With their bright yellow blooms and fluffy seed heads, dandelions are among our most familiar plants. By blowing their spherical seedheads, generations of children have helped make dandelions one of Britain’s most common plants. Often viewed as troublesome weeds, dandelions have many herbal uses and are an important early source of nectar and pollen for insects such as butterflies and bees. Perhaps surprisingly, the humble dandelion is not a single species, but hundreds of very similar micro-species. Incredibly, there are estimated 250 different species of dandelion in Britain!
During a recent guided walk led by Liam Olds (Colliery Spoil Biodiversity Initiative) at Cwm Coal Tips, near Beddau, Rhondda Cynon Taf, the botanist Dr Tim Rich noticed a lightly-spotted dandelion. A picture of this dandelion was sent to Prof. John Richards, who identified it as Bertha’s dandelion (Taraxacum berthae). Bertha’s dandelion is a rare British endemic and this discovery at Cwm Coal Tips is the first time it has been recorded in the vice-county of Glamorgan (VC41). Key identification features are the pale spots on the leaves, the long terminal lobes, the dark reddish purple ligule stripes and the glaucous, appressed bracts.
During a second follow-up visit, Dr Tim Rich found Bertha’s dandelion quite widely around the site, especially on the slightly disturbed, damp muddy sides of tracks where the soil was grey clay, and occasionally on dryer ground. A total of 32 plants were recorded widely around the site, though Tim notes that it is certainly more frequent than that. It therefore appears that Cwm Coal Tips are an important site for this rare dandelion that was only found in one out of six sites surveyed in Northern England and Southern Scotland in 2017.
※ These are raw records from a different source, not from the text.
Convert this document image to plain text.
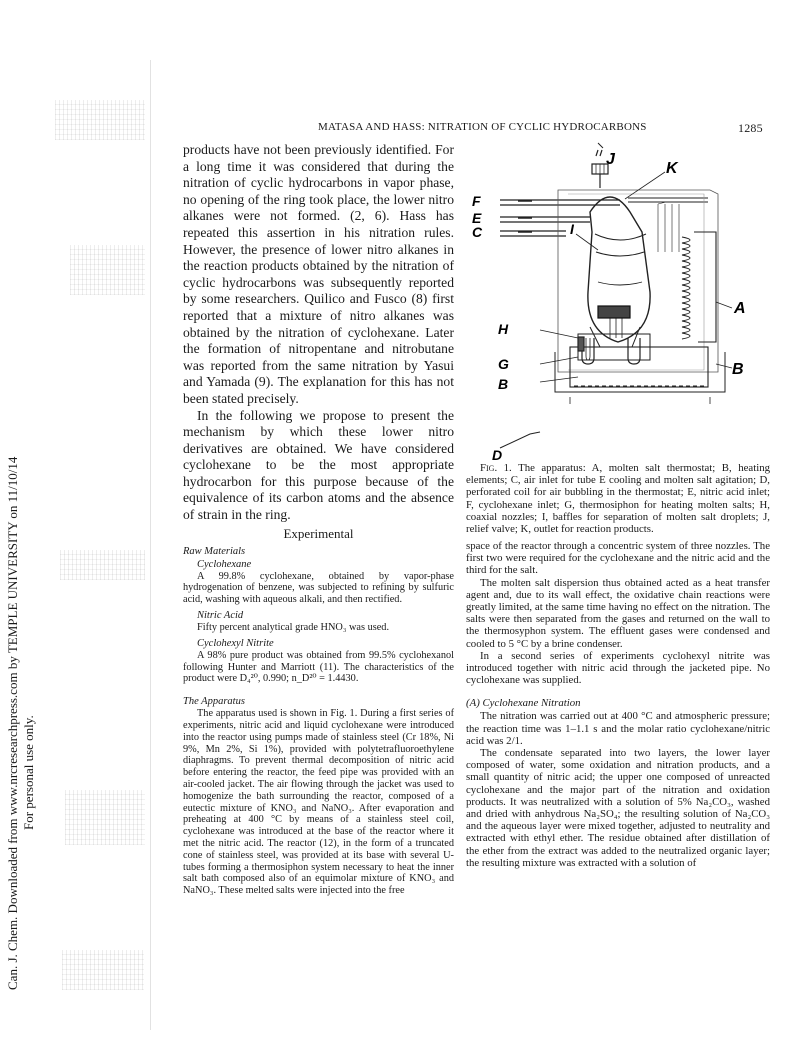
Can. J. Chem. Downloaded from www.nrcresearchpress.com by TEMPLE UNIVERSITY on 11/10/14 For personal use only.
MATASA AND HASS: NITRATION OF CYCLIC HYDROCARBONS	1285

products have not been previously identified. For a long time it was considered that during the nitration of cyclic hydrocarbons in vapor phase, no opening of the ring took place, the lower nitro alkanes were not formed. (2, 6). Hass has repeated this assertion in his nitration rules. However, the presence of lower nitro alkanes in the reaction products obtained by the nitration of cyclic hydrocarbons was subsequently reported by some researchers. Quilico and Fusco (8) first reported that a mixture of nitro alkanes was obtained by the nitration of cyclohexane. Later the formation of nitropentane and nitrobutane was reported from the same nitration by Yasui and Yamada (9). The explanation for this has not been stated precisely.

In the following we propose to present the mechanism by which these lower nitro derivatives are obtained. We have considered cyclohexane to be the most appropriate hydrocarbon for this purpose because of the equivalence of its carbon atoms and the absence of strain in the ring.

Experimental
Raw Materials
Cyclohexane

A 99.8% cyclohexane, obtained by vapor-phase hydrogenation of benzene, was subjected to refining by sulfuric acid, washing with aqueous alkali, and then rectified.

Nitric Acid

Fifty percent analytical grade HNO₃ was used.

Cyclohexyl Nitrite

A 98% pure product was obtained from 99.5% cyclohexanol following Hunter and Marriott (11). The characteristics of the product were D₄²⁰, 0.990; n_D²⁰ = 1.4430.

The Apparatus

The apparatus used is shown in Fig. 1. During a first series of experiments, nitric acid and liquid cyclohexane were introduced into the reactor using pumps made of stainless steel (Cr 18%, Ni 9%, Mn 2%, Si 1%), provided with polytetrafluoroethylene diaphragms. To prevent thermal decomposition of nitric acid before entering the reactor, the feed pipe was provided with an air-cooled jacket. The air flowing through the jacket was used to homogenize the bath surrounding the reactor, composed of a eutectic mixture of KNO₃ and NaNO₃. After evaporation and preheating at 400 °C by means of a stainless steel coil, cyclohexane was introduced at the base of the reactor where it met the nitric acid. The reactor (12), in the form of a truncated cone of stainless steel, was provided at its base with several U-tubes forming a thermosiphon system necessary to heat the inner salt bath composed also of an equimolar mixture of KNO₃ and NaNO₃. These melted salts were injected into the free

J
K
F
E
C	I
A
B
H
G
B
D

Fig. 1. The apparatus: A, molten salt thermostat; B, heating elements; C, air inlet for tube E cooling and molten salt agitation; D, perforated coil for air bubbling in the thermostat; E, nitric acid inlet; F, cyclohexane inlet; G, thermosiphon for heating molten salts; H, coaxial nozzles; I, baffles for separation of molten salt droplets; J, relief valve; K, outlet for reaction products.

space of the reactor through a concentric system of three nozzles. The first two were required for the cyclohexane and the nitric acid and the third for the salt.

The molten salt dispersion thus obtained acted as a heat transfer agent and, due to its wall effect, the oxidative chain reactions were greatly limited, at the same time having no effect on the nitration. The salts were then separated from the gases and returned on the wall to the thermosyphon system. The effluent gases were condensed and cooled to 5 °C by a brine condenser.

In a second series of experiments cyclohexyl nitrite was introduced together with nitric acid through the jacketed pipe. No cyclohexane was supplied.

(A) Cyclohexane Nitration

The nitration was carried out at 400 °C and atmospheric pressure; the reaction time was 1–1.1 s and the molar ratio cyclohexane/nitric acid was 2/1.

The condensate separated into two layers, the lower layer composed of water, some oxidation and nitration products, and a small quantity of nitric acid; the upper one composed of unreacted cyclohexane and the major part of the nitration and oxidation products. It was neutralized with a solution of 5% Na₂CO₃, washed and dried with anhydrous Na₂SO₄; the resulting solution of Na₂CO₃ and the aqueous layer were mixed together, adjusted to neutrality and extracted with ethyl ether. The residue obtained after distillation of the ether from the extract was added to the neutralized organic layer; the resulting mixture was extracted with a solution of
Discoveries such as this show just how special coal tips are. On a daily basis, we continue to learn more about the unique flora and fauna that these sites support. I urge anyone with an interest in natural history to visit your local coal tip or colliery site – you will not be disappointed. My thanks and congratulations are sent to Dr Tim Rich for this amazing discovery.